Analysis_Clustering_Aug_20

I. Reference code: 
https://github.com/rutujasurve94/OWASP_AppSensor/blob/master/Clustering_analysis_Aug_20.py
II. Results:
https://github.com/rutujasurve94/OWASP_AppSensor/blob/master/Results_Clustering
III. Log-Data source:
jtmelton-log-july (First 21,000 records)

IV. Clustered using K-means clustering and used K-prototypes for categorical data.
Parameters used:
a. Represented an IP address, say: 123.456.789 as 123456.789 (Floating point number).
b. Treated Status code as categorical: Eg. 200, 401, 300, etc. (Put cluster size as 4 for now)
c. HTTP verb: GET, POST, HEAD, PATCH, etc. (Categorical again). (most commonly used http verb) (Cluster size as 4)
d. Most commonly used URL 
e. Average response size (10 clusters)
f. Most frequently used hour of the day (24 clusters)
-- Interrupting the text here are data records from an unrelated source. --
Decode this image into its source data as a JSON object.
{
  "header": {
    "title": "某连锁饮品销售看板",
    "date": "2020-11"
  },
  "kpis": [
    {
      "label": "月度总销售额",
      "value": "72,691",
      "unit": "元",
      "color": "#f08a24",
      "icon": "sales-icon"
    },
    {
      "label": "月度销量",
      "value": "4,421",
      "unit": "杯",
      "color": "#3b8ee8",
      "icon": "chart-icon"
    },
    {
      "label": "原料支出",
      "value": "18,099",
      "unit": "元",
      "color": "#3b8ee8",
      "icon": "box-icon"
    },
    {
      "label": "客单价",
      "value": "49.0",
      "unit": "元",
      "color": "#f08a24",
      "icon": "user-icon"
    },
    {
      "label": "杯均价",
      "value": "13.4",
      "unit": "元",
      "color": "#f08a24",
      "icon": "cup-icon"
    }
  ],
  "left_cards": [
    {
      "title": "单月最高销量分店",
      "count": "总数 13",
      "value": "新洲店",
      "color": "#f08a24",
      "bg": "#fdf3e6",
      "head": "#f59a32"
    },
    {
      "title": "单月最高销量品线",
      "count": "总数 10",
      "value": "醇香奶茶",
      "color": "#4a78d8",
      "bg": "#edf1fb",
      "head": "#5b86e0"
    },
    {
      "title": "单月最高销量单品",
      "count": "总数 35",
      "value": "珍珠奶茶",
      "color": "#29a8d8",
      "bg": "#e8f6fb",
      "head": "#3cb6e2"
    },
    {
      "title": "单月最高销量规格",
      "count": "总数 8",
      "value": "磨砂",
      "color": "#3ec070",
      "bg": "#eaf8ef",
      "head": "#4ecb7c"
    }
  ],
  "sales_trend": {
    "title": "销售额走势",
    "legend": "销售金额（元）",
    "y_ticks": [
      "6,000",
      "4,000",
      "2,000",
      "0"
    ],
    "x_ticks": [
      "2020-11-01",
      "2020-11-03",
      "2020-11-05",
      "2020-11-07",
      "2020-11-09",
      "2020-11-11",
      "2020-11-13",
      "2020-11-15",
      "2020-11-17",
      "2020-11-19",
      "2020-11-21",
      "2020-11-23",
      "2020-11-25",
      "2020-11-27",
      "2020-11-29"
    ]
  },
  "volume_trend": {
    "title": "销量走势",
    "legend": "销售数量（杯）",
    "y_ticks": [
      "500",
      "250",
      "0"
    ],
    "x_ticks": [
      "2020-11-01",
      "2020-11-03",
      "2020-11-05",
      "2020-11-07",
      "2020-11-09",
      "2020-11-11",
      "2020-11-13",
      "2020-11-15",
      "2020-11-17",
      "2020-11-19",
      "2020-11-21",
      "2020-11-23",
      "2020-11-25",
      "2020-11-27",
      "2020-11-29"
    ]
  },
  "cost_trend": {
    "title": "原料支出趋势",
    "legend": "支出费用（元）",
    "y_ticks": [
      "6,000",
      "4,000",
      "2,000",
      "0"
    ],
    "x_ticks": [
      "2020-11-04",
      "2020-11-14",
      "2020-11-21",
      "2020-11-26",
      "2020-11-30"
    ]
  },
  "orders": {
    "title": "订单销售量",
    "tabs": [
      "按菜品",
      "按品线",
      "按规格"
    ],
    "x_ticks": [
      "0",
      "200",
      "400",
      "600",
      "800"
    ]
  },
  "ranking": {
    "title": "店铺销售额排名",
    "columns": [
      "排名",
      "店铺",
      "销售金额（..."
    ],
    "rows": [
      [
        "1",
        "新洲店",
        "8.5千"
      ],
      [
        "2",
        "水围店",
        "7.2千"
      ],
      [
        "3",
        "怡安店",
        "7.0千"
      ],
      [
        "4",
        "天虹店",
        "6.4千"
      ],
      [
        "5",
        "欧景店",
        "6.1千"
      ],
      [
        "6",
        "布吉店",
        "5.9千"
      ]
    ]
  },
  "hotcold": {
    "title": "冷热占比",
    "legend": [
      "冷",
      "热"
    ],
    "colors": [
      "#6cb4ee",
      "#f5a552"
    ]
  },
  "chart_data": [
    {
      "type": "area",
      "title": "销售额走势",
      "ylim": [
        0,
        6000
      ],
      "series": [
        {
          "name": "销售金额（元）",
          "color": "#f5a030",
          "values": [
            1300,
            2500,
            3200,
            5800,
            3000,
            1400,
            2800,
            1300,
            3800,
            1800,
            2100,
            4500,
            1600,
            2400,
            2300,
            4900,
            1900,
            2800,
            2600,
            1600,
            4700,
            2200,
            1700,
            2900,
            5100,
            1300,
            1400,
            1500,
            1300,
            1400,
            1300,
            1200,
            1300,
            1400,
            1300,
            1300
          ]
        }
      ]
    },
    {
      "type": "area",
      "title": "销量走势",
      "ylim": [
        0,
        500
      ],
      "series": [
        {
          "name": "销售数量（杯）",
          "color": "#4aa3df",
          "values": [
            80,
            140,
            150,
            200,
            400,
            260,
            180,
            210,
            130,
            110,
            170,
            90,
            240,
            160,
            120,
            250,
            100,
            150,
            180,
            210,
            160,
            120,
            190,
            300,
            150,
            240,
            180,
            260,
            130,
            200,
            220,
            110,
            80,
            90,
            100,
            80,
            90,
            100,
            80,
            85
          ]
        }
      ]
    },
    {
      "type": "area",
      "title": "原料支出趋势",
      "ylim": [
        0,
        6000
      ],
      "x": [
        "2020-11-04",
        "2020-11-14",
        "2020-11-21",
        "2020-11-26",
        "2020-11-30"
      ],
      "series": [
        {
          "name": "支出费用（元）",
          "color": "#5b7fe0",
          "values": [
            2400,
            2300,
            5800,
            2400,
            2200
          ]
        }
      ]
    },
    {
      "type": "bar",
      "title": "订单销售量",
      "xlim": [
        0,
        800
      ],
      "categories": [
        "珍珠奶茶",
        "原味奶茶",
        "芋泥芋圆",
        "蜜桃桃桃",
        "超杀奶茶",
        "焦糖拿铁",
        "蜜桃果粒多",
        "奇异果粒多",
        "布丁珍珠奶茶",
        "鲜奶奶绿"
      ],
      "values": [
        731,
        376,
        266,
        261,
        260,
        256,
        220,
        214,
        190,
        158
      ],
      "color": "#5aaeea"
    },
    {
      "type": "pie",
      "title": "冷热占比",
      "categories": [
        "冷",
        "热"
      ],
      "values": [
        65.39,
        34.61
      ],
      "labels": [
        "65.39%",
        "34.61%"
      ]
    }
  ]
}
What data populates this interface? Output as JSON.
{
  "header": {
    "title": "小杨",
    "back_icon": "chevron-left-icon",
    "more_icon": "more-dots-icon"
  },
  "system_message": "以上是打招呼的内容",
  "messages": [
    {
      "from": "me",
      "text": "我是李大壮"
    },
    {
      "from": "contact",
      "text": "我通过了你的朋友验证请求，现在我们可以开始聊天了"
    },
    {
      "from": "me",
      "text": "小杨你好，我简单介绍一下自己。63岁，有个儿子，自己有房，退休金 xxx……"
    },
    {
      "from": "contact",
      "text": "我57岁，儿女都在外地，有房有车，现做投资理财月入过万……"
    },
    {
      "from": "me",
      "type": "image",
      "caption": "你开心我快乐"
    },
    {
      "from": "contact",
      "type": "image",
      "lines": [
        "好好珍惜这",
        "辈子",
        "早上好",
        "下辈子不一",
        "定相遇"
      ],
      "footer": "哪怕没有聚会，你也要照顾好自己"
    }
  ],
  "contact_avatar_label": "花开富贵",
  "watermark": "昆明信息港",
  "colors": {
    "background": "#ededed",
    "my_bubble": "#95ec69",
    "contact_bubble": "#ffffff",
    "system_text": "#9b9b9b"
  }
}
Size of each cluster and the characteristics of the cluster could be looked into for determining the possibility of an attack.
For eg. If a particular cluster shows negative behaviour (for eg. failed access) and has a very big size.
Another example could be when only a couple of clusters have a very small(or huge) size and the rest are very huge(or small).


Next steps:
Trying to implement DBSCAN and hierarchical clustering on numeric data:
For eg. IP and size of response.